CBO Teórica 2 - Prova de Especialidades da Oftalmologia — Prova 2020
Paciente é submetido a tratamento cirúrgico de descolamento de retina regmatogênico com rotura única. No primeiro dia pós-operatório, observa-se manutenção do descolamento de retina associado a rotura em âboca de peixeâ. Com base nos dados apresentados, qual a causa mais provável do insucesso neste caso?
Rotura em 'boca de peixe' pós-op → Falha no selamento por tração ou fluido/PFC sub-retiniano.
O fenômeno de 'boca de peixe' ocorre quando uma rotura retiniana permanece aberta e arqueada, impedindo a reaplicação da retina, muitas vezes devido à presença de substâncias no espaço sub-retiniano.

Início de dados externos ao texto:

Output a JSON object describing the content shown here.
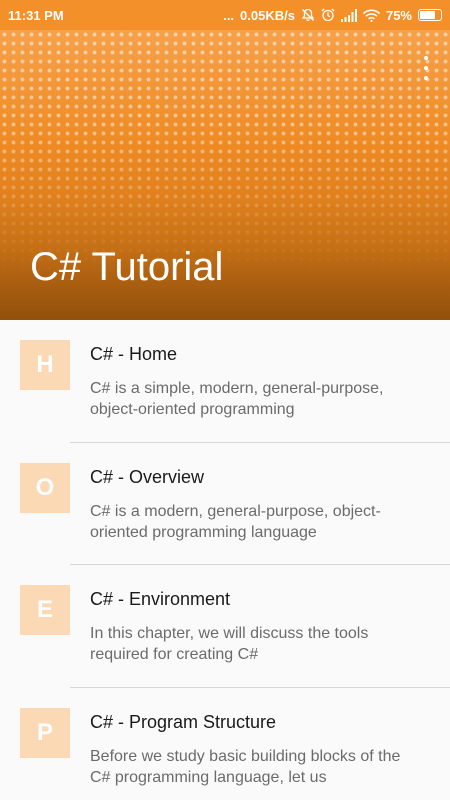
{
  "status_bar": {
    "time": "11:31 PM",
    "signal_dots": "...",
    "network_speed": "0.05KB/s",
    "battery_percent": "75%",
    "battery_level": 0.75,
    "icons": [
      "mute-bell-icon",
      "alarm-icon",
      "signal-bars-icon",
      "wifi-icon",
      "battery-icon"
    ]
  },
  "header": {
    "title": "C# Tutorial",
    "menu_icon": "overflow-menu-icon",
    "colors": {
      "top": "#f7a14a",
      "mid": "#ee8a23",
      "bottom": "#a85d10"
    }
  },
  "items": [
    {
      "letter": "H",
      "title": "C# - Home",
      "description": "C# is a simple, modern, general-purpose, object-oriented programming"
    },
    {
      "letter": "O",
      "title": "C# - Overview",
      "description": "C# is a modern, general-purpose, object-oriented programming language"
    },
    {
      "letter": "E",
      "title": "C# - Environment",
      "description": "In this chapter, we will discuss the tools required for creating C#"
    },
    {
      "letter": "P",
      "title": "C# - Program Structure",
      "description": "Before we study basic building blocks of the C# programming language, let us"
    }
  ],
  "colors": {
    "status_bar": "#f4902a",
    "avatar_bg": "#fbd9b4",
    "title_text": "#1a1a1a",
    "description_text": "#6b6b6b",
    "divider": "#d6d6d6"
  }
}
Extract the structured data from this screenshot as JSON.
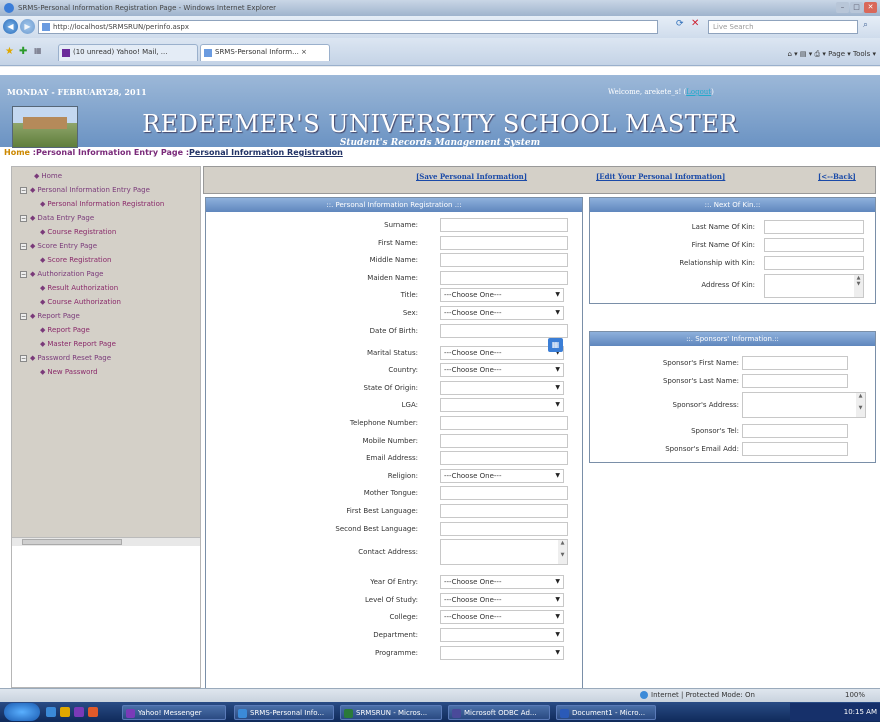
{
  "window": {
    "title": "SRMS-Personal Information Registration Page - Windows Internet Explorer"
  },
  "browser": {
    "url": "http://localhost/SRMSRUN/perinfo.aspx",
    "search_placeholder": "Live Search",
    "tabs": [
      {
        "label": "(10 unread) Yahoo! Mail, ..."
      },
      {
        "label": "SRMS-Personal Inform... ×"
      }
    ],
    "command_bar": "Page ▾  Tools ▾"
  },
  "header": {
    "date": "MONDAY - FEBRUARY28, 2011",
    "welcome_prefix": "Welcome, arekete_s! (",
    "logout_label": "Logout",
    "welcome_suffix": ")",
    "title": "REDEEMER'S UNIVERSITY SCHOOL MASTER",
    "subtitle": "Student's Records Management System"
  },
  "breadcrumb": {
    "home": "Home",
    "sep1": " :",
    "level1": "Personal Information Entry Page",
    "sep2": " :",
    "level2": "Personal Information Registration"
  },
  "sidebar": {
    "items": [
      {
        "label": "Home"
      },
      {
        "label": "Personal Information Entry Page"
      },
      {
        "label": "Personal Information Registration"
      },
      {
        "label": "Data Entry Page"
      },
      {
        "label": "Course Registration"
      },
      {
        "label": "Score Entry Page"
      },
      {
        "label": "Score Registration"
      },
      {
        "label": "Authorization Page"
      },
      {
        "label": "Result Authorization"
      },
      {
        "label": "Course Authorization"
      },
      {
        "label": "Report Page"
      },
      {
        "label": "Report Page"
      },
      {
        "label": "Master Report Page"
      },
      {
        "label": "Password Reset Page"
      },
      {
        "label": "New Password"
      }
    ]
  },
  "actions": {
    "save": "[Save Personal Information]",
    "edit": "[Edit Your Personal Information]",
    "back": "[<--Back]"
  },
  "personal": {
    "heading": "::. Personal Information Registration .::",
    "fields": [
      {
        "label": "Surname:",
        "type": "input"
      },
      {
        "label": "First Name:",
        "type": "input"
      },
      {
        "label": "Middle Name:",
        "type": "input"
      },
      {
        "label": "Maiden Name:",
        "type": "input"
      },
      {
        "label": "Title:",
        "type": "select",
        "value": "---Choose One---"
      },
      {
        "label": "Sex:",
        "type": "select",
        "value": "---Choose One---"
      },
      {
        "label": "Date Of Birth:",
        "type": "date"
      },
      {
        "label": "Marital Status:",
        "type": "select",
        "value": "---Choose One---"
      },
      {
        "label": "Country:",
        "type": "select",
        "value": "---Choose One---"
      },
      {
        "label": "State Of Origin:",
        "type": "select",
        "value": ""
      },
      {
        "label": "LGA:",
        "type": "select",
        "value": ""
      },
      {
        "label": "Telephone Number:",
        "type": "input"
      },
      {
        "label": "Mobile Number:",
        "type": "input"
      },
      {
        "label": "Email Address:",
        "type": "input"
      },
      {
        "label": "Religion:",
        "type": "select",
        "value": "---Choose One---"
      },
      {
        "label": "Mother Tongue:",
        "type": "input"
      },
      {
        "label": "First Best Language:",
        "type": "input"
      },
      {
        "label": "Second Best Language:",
        "type": "input"
      },
      {
        "label": "Contact Address:",
        "type": "textarea"
      },
      {
        "label": "Year Of Entry:",
        "type": "select",
        "value": "---Choose One---"
      },
      {
        "label": "Level Of Study:",
        "type": "select",
        "value": "---Choose One---"
      },
      {
        "label": "College:",
        "type": "select",
        "value": "---Choose One---"
      },
      {
        "label": "Department:",
        "type": "select",
        "value": ""
      },
      {
        "label": "Programme:",
        "type": "select",
        "value": ""
      }
    ]
  },
  "kin": {
    "heading": "::. Next Of Kin.::",
    "fields": [
      {
        "label": "Last Name Of Kin:"
      },
      {
        "label": "First Name Of Kin:"
      },
      {
        "label": "Relationship with Kin:"
      },
      {
        "label": "Address Of Kin:"
      }
    ]
  },
  "sponsor": {
    "heading": "::. Sponsors' Information.::",
    "fields": [
      {
        "label": "Sponsor's First Name:"
      },
      {
        "label": "Sponsor's Last Name:"
      },
      {
        "label": "Sponsor's Address:"
      },
      {
        "label": "Sponsor's Tel:"
      },
      {
        "label": "Sponsor's Email Add:"
      }
    ]
  },
  "status": {
    "zone": "Internet | Protected Mode: On",
    "zoom": "100%"
  },
  "taskbar": {
    "items": [
      {
        "label": "Yahoo! Messenger"
      },
      {
        "label": "SRMS-Personal Info..."
      },
      {
        "label": "SRMSRUN - Micros..."
      },
      {
        "label": "Microsoft ODBC Ad..."
      },
      {
        "label": "Document1 - Micro..."
      }
    ],
    "clock": "10:15 AM"
  },
  "colors": {
    "banner": "#7ba0cc",
    "panel_head": "#6f94c8",
    "link": "#1a4aa8",
    "menu_bg": "#d4d0c8"
  }
}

O sucesso da cirurgia de descolamento de retina regmatogênico depende do fechamento permanente de todas as roturas retinianas. O fenômeno de 'boca de peixe' é uma complicação mecânica frustrante onde a rotura assume uma configuração convexa em relação à coróide. A presença de perfluorcarbono líquido (PFC) no espaço sub-retiniano é uma complicação conhecida da vitrectomia. O PFC é altamente biocompatível, mas sua presença física impede a aposição tecidual. Além disso, se deixado a longo prazo, pode causar toxicidade retiniana mecânica e inflamatória. O reconhecimento precoce dessa falha no primeiro dia pós-operatório é essencial para a reintervenção oportuna.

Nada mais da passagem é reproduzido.